Hiroshi Bogéa On line

O faraonismo irreversível versus o meio ambiente na Amazônia

Em Brasília, volta-se a cogitar a construção de hidrelétricas no rio Araguaia.

As grandes construtoras, com o apoio de um governo de extrema direita, ensaiando, outra vez,  hostilizar a natureza em busca exclusivamente de grandes  contratos.

O assunto volta à baila misturado à promessa de viabilizar a hidrovia Araguaia-Tocantins.

Esse tema de hidrovia do rio Araguaia já foi debatido milésimas vezes e comprovado.

O perfil do Araguaia é para ser  conservado como um santuário ambiental, e viabilizar, unicamente, a hidrovia do Tocantins que corre paralelo.

A  hidrovia do rio Tocantins atenderia à demanda logística do Maranhão, Pará, Mato Grosso. além do estado que leva o nome do rio.

Mas, triste realidade, tal rota, porém, está inviabilizada.
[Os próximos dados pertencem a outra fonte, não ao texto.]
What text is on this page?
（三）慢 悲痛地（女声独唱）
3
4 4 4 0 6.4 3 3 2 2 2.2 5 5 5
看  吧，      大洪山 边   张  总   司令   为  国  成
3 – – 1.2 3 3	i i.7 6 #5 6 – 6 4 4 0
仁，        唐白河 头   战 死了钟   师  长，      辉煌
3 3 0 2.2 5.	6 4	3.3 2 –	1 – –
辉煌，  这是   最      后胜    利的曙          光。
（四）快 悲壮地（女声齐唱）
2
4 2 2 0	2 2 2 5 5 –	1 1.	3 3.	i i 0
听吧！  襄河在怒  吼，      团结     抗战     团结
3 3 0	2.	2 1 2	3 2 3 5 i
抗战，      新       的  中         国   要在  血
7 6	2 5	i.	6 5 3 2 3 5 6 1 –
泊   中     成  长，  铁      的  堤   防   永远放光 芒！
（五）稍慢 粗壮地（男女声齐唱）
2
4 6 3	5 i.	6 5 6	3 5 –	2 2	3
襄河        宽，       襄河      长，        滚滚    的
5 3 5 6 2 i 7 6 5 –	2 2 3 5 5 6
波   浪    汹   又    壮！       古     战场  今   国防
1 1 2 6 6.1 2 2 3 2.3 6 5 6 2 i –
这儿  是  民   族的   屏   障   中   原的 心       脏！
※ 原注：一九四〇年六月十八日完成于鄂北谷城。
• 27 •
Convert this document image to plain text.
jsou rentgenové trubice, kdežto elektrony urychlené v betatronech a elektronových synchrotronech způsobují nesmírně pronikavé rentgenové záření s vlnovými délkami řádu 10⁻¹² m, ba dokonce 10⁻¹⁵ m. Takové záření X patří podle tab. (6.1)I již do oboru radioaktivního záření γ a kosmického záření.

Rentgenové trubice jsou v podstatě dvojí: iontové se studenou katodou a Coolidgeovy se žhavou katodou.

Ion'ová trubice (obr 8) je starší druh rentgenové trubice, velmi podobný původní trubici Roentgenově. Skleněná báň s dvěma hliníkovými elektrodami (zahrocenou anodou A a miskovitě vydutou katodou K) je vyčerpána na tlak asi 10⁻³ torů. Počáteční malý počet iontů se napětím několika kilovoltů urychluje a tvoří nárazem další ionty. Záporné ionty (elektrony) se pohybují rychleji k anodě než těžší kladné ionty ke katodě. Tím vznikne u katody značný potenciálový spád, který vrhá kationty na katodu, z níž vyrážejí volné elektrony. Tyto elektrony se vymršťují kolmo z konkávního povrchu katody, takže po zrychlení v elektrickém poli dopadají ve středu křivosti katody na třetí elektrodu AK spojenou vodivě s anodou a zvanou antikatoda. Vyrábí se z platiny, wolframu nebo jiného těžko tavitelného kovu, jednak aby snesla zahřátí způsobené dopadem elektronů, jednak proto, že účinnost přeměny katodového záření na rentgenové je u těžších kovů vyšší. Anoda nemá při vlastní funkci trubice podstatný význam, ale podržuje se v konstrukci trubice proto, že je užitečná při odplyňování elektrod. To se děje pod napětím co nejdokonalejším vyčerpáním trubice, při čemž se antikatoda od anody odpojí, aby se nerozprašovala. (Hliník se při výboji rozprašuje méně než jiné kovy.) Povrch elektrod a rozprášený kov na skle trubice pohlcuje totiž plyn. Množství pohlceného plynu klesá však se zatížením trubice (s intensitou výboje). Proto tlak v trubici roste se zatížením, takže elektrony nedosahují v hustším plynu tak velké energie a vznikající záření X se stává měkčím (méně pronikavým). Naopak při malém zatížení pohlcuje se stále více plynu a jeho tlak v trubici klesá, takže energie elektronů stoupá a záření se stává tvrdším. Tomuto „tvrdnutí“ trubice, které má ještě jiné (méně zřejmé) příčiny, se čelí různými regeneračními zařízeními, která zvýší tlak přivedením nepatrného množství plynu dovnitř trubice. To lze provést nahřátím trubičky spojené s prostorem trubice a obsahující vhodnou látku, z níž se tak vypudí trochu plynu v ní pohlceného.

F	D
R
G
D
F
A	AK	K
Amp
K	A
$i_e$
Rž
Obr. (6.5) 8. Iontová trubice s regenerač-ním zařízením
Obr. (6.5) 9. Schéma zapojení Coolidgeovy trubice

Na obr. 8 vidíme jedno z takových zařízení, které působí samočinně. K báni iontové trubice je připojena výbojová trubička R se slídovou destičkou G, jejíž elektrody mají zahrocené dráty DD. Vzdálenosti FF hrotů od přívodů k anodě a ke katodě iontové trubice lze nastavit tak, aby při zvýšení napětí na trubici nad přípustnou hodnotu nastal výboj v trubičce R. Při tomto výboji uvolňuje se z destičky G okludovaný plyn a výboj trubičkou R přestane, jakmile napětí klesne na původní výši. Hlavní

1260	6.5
Para ativá-la, entre as intervenções necessárias está o término da construção da eclusa de Lageado;

A construção da eclusa da hidrelétrica de Estreito;

A dragagem do canal do Quiriri, até 17 metros, que permitirá ao Porto de Vila do Conde operar com navios tipo Cape-Size, cujo custo de frete é bem menor em relação aos navios tipo Panamax operados atualmente pelo porto.

Isso sem falar na tão falada derrocagem de 43 quilômetros no Pedral do Lourenção.

Muita roça pra pouco milho, né?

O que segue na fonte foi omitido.